Can new synchrotron X-ray scanning tunneling microscopy allow researchers to look even closer—down to atomic resolution with X-ray microsopy? And what happens when imaging of nanoscale materials with chemical, electronic, and magnetic contrast is applied to Picasso’s paint and other nanoscale materials? The Condensed Matter & Surface Sciences 2013-14 colloquium series presents Dr. Volker Rose, of Argonne National Laboratory, at 4:10 p.m. on Thursday, Aug. 29, in Walter Lecture Hall 245.
“Shining Light on Nanoscale Materials: From Picasso to the Ultimate Resolution in X-ray Microscopy” is a presentation likely to interest College of Fine Arts faculty as well as students and faculty from the College of Arts & Sciences. Rose is a physicist in Argonne’s Center for Nanoscale Materials.

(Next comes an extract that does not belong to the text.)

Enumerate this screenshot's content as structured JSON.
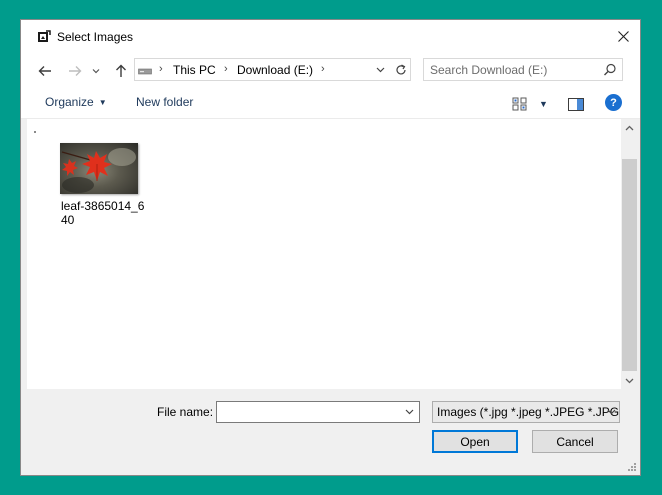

“The utility of X-ray techniques as a tool for local characterization of nanoscale materials properties has undergone rapid development in recent years [1]. Owing to a confluence of improvements in synchrotron source brightness, focusing optics fabrication, detection, and data analysis, nanoscale X-ray imaging techniques have moved beyond proof-of-principle experiments to play a central role in synchrotron research programs worldwide with high-impact applications made to materials science questions. In this talk, we will discuss examples of the current state of our synchrotron-based, hard X-ray nanoscale microscopy research. As an example, we will discuss our recent research on Picasso paints. We will further review our development of a novel high-resolution microscopy technique for imaging of nanoscale materials with chemical, electronic, and magnetic contrast, called synchrotron x-ray scanning tunneling microscopy (SXSTM) [2]. It will combine the sub-nanometer spatial resolution of scanning tunneling microscopy with the chemical, electronic, and magnetic sensitivity of synchrotron radiation. The technique has the potential to drastically increase the spatial resolution of existing state-of-the-art x-ray microscopy from only tens of nanometers down to atomic resolution.” says Rose.